Dangote Refinery Cuts Petrol Price to N815 per Litre

In a bid to regain market dominance, Dangote Petroleum Refinery has reduced its petrol loading cost from N825 per litre to N815 per litre, marking the third price cut in 2025. This strategic move aims to intensify competition in the downstream oil sector, putting pressure on private depot owners to lower their prices.¹
Key Details
- New Price: N815 per litre, a N10 reduction from the previous price
- Frequency: Third price reduction in 2025, demonstrating Dangote Refinery’s efforts to adjust prices according to market dynamics
- Industry Impact: Increased competition in the downstream oil sector, with private depot owners likely to adjust their prices downward
Market Reaction
The price reduction has triggered swift reactions from private depot owners, with some adjusting their prices downward to remain competitive. notable examples include:
- Bovas Depot: Now selling at N826 per litre, down from N830
- AITEO: Reduced its price to N827 per litre from N832
- Integrated Depot: Selling at N826 per litre
- RAINOIL: Adjusted its price to N831 per litre
Industry Analysis
Industry analysts predict that this latest reduction will put further pressure on private depot owners, potentially leading to a decrease in pump prices.

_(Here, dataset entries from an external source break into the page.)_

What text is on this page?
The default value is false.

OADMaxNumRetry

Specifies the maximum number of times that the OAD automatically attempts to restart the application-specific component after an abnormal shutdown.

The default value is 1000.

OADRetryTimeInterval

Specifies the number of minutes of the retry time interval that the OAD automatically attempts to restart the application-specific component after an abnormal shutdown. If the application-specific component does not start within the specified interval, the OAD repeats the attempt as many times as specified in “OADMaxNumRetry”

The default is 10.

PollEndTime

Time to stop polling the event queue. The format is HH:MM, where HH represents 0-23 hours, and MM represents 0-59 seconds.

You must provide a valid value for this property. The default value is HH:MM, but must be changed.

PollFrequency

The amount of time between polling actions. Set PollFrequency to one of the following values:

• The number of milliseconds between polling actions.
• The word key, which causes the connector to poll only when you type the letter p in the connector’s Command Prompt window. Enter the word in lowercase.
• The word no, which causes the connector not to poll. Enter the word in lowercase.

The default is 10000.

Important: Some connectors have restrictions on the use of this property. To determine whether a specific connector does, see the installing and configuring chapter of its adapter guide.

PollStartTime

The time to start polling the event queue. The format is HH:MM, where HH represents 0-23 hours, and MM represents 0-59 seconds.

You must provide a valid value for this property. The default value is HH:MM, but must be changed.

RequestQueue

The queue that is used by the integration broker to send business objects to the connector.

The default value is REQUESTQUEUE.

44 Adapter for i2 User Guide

The landing cost of imported petrol has risen to N803.35 per litre, still lower than Dangote Refinery’s ex-depot price.
Dangote Refinery’s price cut is a strategic move to maintain market share and drive competition in the downstream oil sector. As the industry continues to evolve, consumers may benefit from lower pump prices, providing relief in an economy grappling with high inflation and living costs.